The alerting policy evaluates response data from App Engine apps,
that is, data originating from the monitored-resource type
gae_app
. This
monitored resource has three labels:
project_id
, the ID for the Google Cloud project.
module_id
, the name of the service or module in the app.
version_id
, the version of the app.
For reference information on these metric and monitored-resource types, see
App Engine metrics
in the list of metrics and the
gae_app
entry
in the list of monitored resources.
What this policy does
This condition computes the ratio of error responses to total responses.
The condition is met if the ratio is greater than 50%
(that is, the ratio is greater than 0.5) over the 5-minute alignment period.
This policy captures the module and version of the app that violates the
condition by grouping the time series in each filter by the values of
those labels.
- The filter in the condition looks at HTTP responses from an App Engine app
and selects those responses in the error range, 5xx. This is the numerator
in the ratio.
- The denominator filter in the condition looks at all HTTP responses from
an App Engine app.
The condition is met and Monitoring sends a notification for the
new incident immediately; the permitted time range of the
duration
field
in the condition is zero seconds. This condition uses a
trigger
count of one,
which is the number of time series that needs to violate the condition to cause
the incident. For an App Engine app with a single service,
a
trigger
count of one is fine. If you have an app with 20 services and you
want to cause an incident if 3 or more services violate the condition, then use
a
trigger
count of 3.
Setting up a ratio
The numerator and denominator filters are exactly the same except that
the condition filter in the numerator matches response codes in the
error range, and the condition filter in the denominator matches all
response codes. The following clauses appear only in the numerator condition:
metric.label.response_code>=\"500\" AND
metric.label.response_code<\"600\"
Otherwise, the numerator and denominator filters are the same.
The time series selected by each filter must be aggregated in the same way to
make the computation of the ratio valid. Each filter might collect multiple
time series, since there will be a different time series for each combination
of values for labels. This policy groups the set of time series by specified
resource labels, which partitions the set of time series into a set
of groups. Some of the time series in each group match the numerator filter;
the rest match the denominator filter.
To compute a ratio, the set of time series that matches each filter must be
aggregated down to a single time series each. This leaves each group with
two time series, one for the numerator and one for the denominator. Next,
the ratio of points in the numerator and denominator time series in each group
can be computed.
In this policy, the time series for both filters are aggregated as follows:
Each filter creates a number of time series aligned at 5-minute intervals,
with values represented computing
ALIGN_DELTA
on the values
in that 5-minute alignment period. This aligner returns the number of
matching responses in that alignment period as a 64-bit integer.

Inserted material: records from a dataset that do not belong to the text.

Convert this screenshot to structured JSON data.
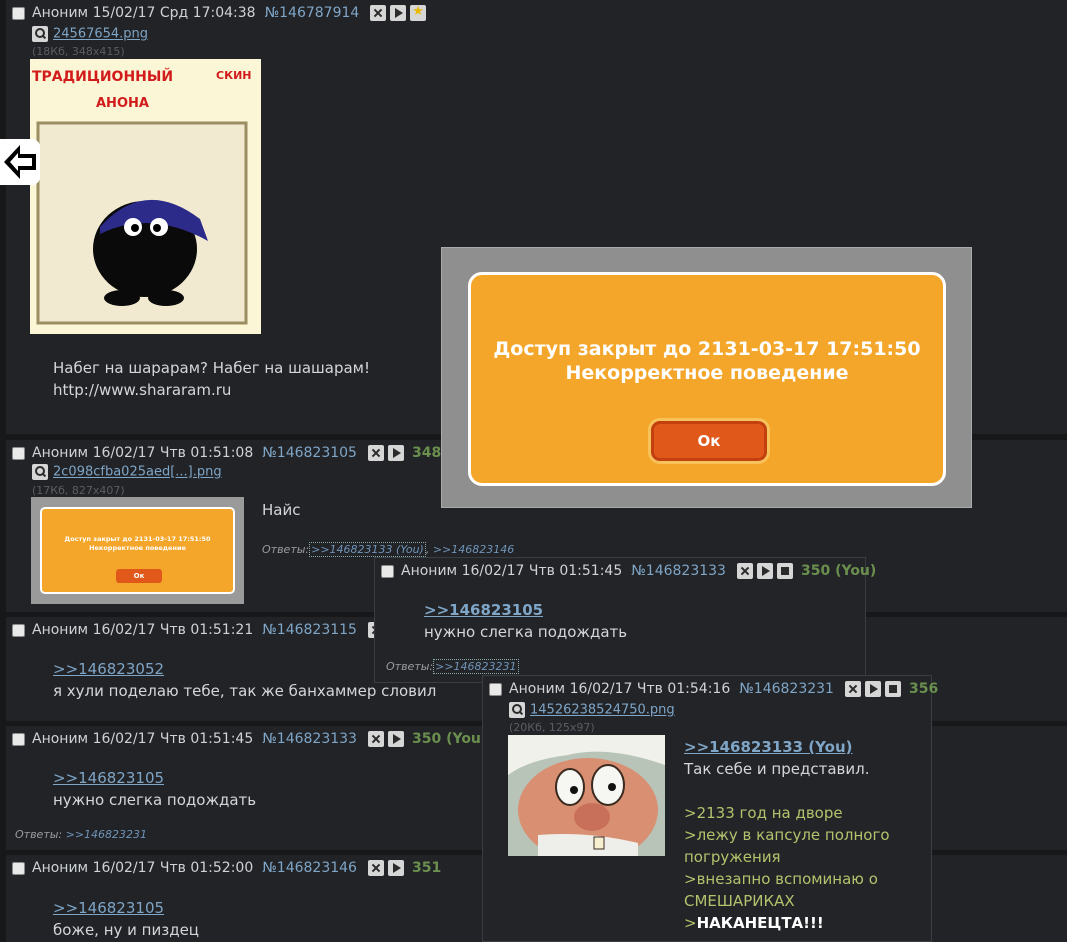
{
  "posts": {
    "p1": {
      "author": "Аноним",
      "date": "15/02/17 Срд 17:04:38",
      "num": "№146787914",
      "file": "24567654.png",
      "fsize": "(18Кб, 348x415)",
      "thumb_caption_1": "ТРАДИЦИОННЫЙ",
      "thumb_caption_2": "СКИН",
      "thumb_caption_3": "АНОНА",
      "line1": "Набег на шарарам? Набег на шашарам!",
      "line2": "http://www.shararam.ru"
    },
    "p2": {
      "author": "Аноним",
      "date": "16/02/17 Чтв 01:51:08",
      "num": "№146823105",
      "count": "348",
      "file": "2c098cfba025aed[...].png",
      "fsize": "(17Кб, 827x407)",
      "thumb_line1": "Доступ закрыт до 2131-03-17 17:51:50",
      "thumb_line2": "Некорректное поведение",
      "thumb_ok": "Ок",
      "text": "Найс",
      "replies_label": "Ответы:",
      "reply1": ">>146823133 (You)",
      "reply2": ">>146823146"
    },
    "p3": {
      "author": "Аноним",
      "date": "16/02/17 Чтв 01:51:21",
      "num": "№146823115",
      "ref": ">>146823052",
      "text": "я хули поделаю тебе, так же банхаммер словил"
    },
    "p4": {
      "author": "Аноним",
      "date": "16/02/17 Чтв 01:51:45",
      "num": "№146823133",
      "count": "350 (You)",
      "ref": ">>146823105",
      "text": "нужно слегка подождать",
      "replies_label": "Ответы:",
      "reply1": ">>146823231"
    },
    "p5": {
      "author": "Аноним",
      "date": "16/02/17 Чтв 01:52:00",
      "num": "№146823146",
      "count": "351",
      "ref": ">>146823105",
      "text": "боже, ну и пиздец"
    }
  },
  "float1": {
    "author": "Аноним",
    "date": "16/02/17 Чтв 01:51:45",
    "num": "№146823133",
    "count": "350 (You)",
    "ref": ">>146823105",
    "text": "нужно слегка подождать",
    "replies_label": "Ответы:",
    "reply1": ">>146823231"
  },
  "float2": {
    "author": "Аноним",
    "date": "16/02/17 Чтв 01:54:16",
    "num": "№146823231",
    "count": "356",
    "file": "14526238524750.png",
    "fsize": "(20Кб, 125x97)",
    "ref": ">>146823133 (You)",
    "text": "Так себе и представил.",
    "q1": ">2133 год на дворе",
    "q2a": ">лежу в капсуле полного",
    "q2b": "погружения",
    "q3a": ">внезапно вспоминаю о",
    "q3b": "СМЕШАРИКАХ",
    "q4_prefix": ">",
    "q4_bold": "НАКАНЕЦТА!!!"
  },
  "modal": {
    "line1": "Доступ закрыт до 2131-03-17 17:51:50",
    "line2": "Некорректное поведение",
    "ok": "Ок"
  },
  "colors": {
    "accent": "#7fa5c7",
    "quote": "#b2c36c",
    "count": "#6a8f4e",
    "modal": "#f4a62a",
    "ok": "#e0581a"
  }
}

The time series within each filter are also grouped by the values of
the resource labels for module and version, so each group with contain
two sets of aligned time series, those matching the numerator filter and
those matching the denominator filter.
The time series within each group matching the numerator or denominator
filter are aggregated down to a single time by summing the values in the
individual time series by using the
REDUCER_SUM
cross-series reducer.
This results in one time series for the numerator and one for the
denominator, each reporting the number of responses across all matching
time series in the alignment period.
The policy then computes, for the numerator and denominator time series
representing each group, the ratio of the values. The condition for the alerting
policy is met when the ratio is greater than 50 percent.